World Tuberculosis (TB) Day (March 24) commemorates the date in 1882 when Dr Robert Koch announced his discovery of Mycobacterium tuberculosis (Mtb) – the bacteria that causes TB.
Every year 10 million people fall ill with tuberculosis (TB), and 1.5 million die from the disease worldwide, despite it being both preventable and curable. Currently, it’s the second-leading cause of death from infectious disease after COVID-19. It is also the leading cause of death among people with HIV.
Over 95% of cases and deaths are in developing countries. In 2020 just eight countries accounted for two-thirds of new TB cases: India, China, Indonesia, the Philippines, Pakistan, Nigeria, Bangladesh and South Africa.
Despite TB’s prevalence across the globe, it is not widely understood.
What is tuberculosis?
Historically, TB has also been known known by other names: phthisis, consumption, the white death and the great white plague. It’s a disease with a long history, and it has even been hypothesised that the genus Mycobacterium originated more than 150 million years ago.
Mtb are small bacillus – a genus of gram-positive, rod-shaped bacteria – that mainly affect the lungs. Mtb are transmitted through the air in aerosols (air droplets) when ill individuals cough, sneeze, spit or talk. It only takes the inhalation of a few bacteria to become infected.
However, TB infection doesn’t always lead to disease, as it can be controlled by the immune system. In fact, people who are infected, but not ill, cannot transmit the disease.
It’s estimated that about one-quarter of the world’s population is infected by Mtb, however only 5-15% of those will fall ill with active TB disease in their lifetime. But those with compromised immune systems – such as people living with HIV, malnutrition, or diabetes, or people who use alcohol and tobacco – have a higher risk of falling ill.
Active TB disease symptoms include cough with sputum (and blood at times), chest pains, fever, night sweats, weakness, and weight loss, but can be mild for many months when it first develops. This can lead to delays in seeking care as people are unaware that they have the disease, and this can lead to further transmission to others.
Treatment and prevention
Without proper treatment 45% of HIV-negative people with TB, and nearly all HIV-positive people with TB, will die.
But TB is preventable: the Bacillus Calmette-Guérin (BCG) vaccine is widely used to inoculate children against TB, but its effectiveness wanes over time. New research has found that administering the BCG vaccine with an antibody that blocks the activity of interleukin-10 (IL-10) improves long-term protection against the disease in mice. IL-10 is a molecule that typically helps to dampen excessive inflammation during infection but has been found to actually drive TB infection.
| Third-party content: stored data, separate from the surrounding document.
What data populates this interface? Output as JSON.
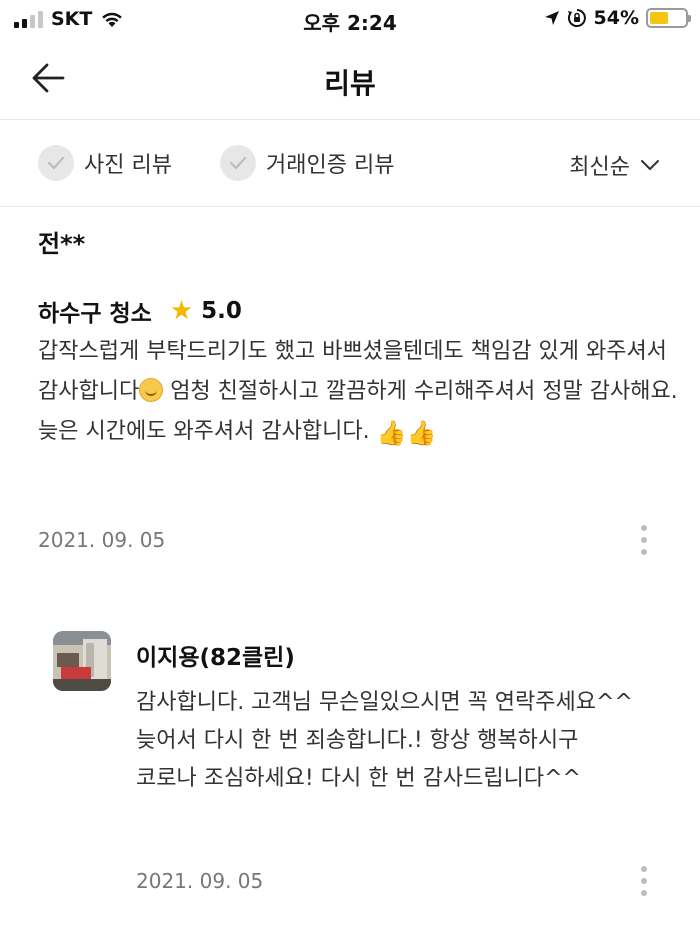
{
  "status_bar": {
    "carrier": "SKT",
    "time": "오후 2:24",
    "battery": "54%",
    "battery_level": 0.54,
    "icons": [
      "signal-icon",
      "wifi-icon",
      "location-arrow-icon",
      "orientation-lock-icon",
      "battery-icon"
    ]
  },
  "header": {
    "title": "리뷰",
    "back_icon": "arrow-left-icon"
  },
  "filters": {
    "photo_review": "사진 리뷰",
    "verified_review": "거래인증 리뷰",
    "sort_label": "최신순",
    "check_icon": "check-circle-icon",
    "sort_icon": "chevron-down-icon"
  },
  "review": {
    "author": "전**",
    "service": "하수구 청소",
    "rating": "5.0",
    "star_color": "#f5b800",
    "text_part1": "갑작스럽게 부탁드리기도 했고 바쁘셨을텐데도 책임감 있게 와주셔서 감사합니다",
    "emoji_smile": "smiling-face-emoji",
    "text_part2": " 엄청 친절하시고 깔끔하게 수리해주셔서 정말 감사해요. 늦은 시간에도 와주셔서 감사합니다. ",
    "thumbs_up": "👍",
    "date": "2021. 09. 05"
  },
  "reply": {
    "author": "이지용(82클린)",
    "lines": [
      "감사합니다. 고객님 무슨일있으시면 꼭 연락주세요^^",
      "늦어서 다시 한 번 죄송합니다.! 항상 행복하시구",
      "코로나 조심하세요! 다시 한 번 감사드립니다^^"
    ],
    "date": "2021. 09. 05"
  }
}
TB is also a curable disease, and drug-susceptible strains are treated with a standard six-month course of four antimicrobials: rifampicin, isoniazid, pyrazinamide and ethambutol. Unfortunately, antimicrobial resistance continues to be a public health threat with multi-resistant TB (MDR TB) becoming resistant to both rifampicin and isoniazid (which are the two most effective first-line anti-TB drugs).
Interestingly, the first randomised controlled trial undertaken was to treat TB with the antibiotic streptomycin in 1948.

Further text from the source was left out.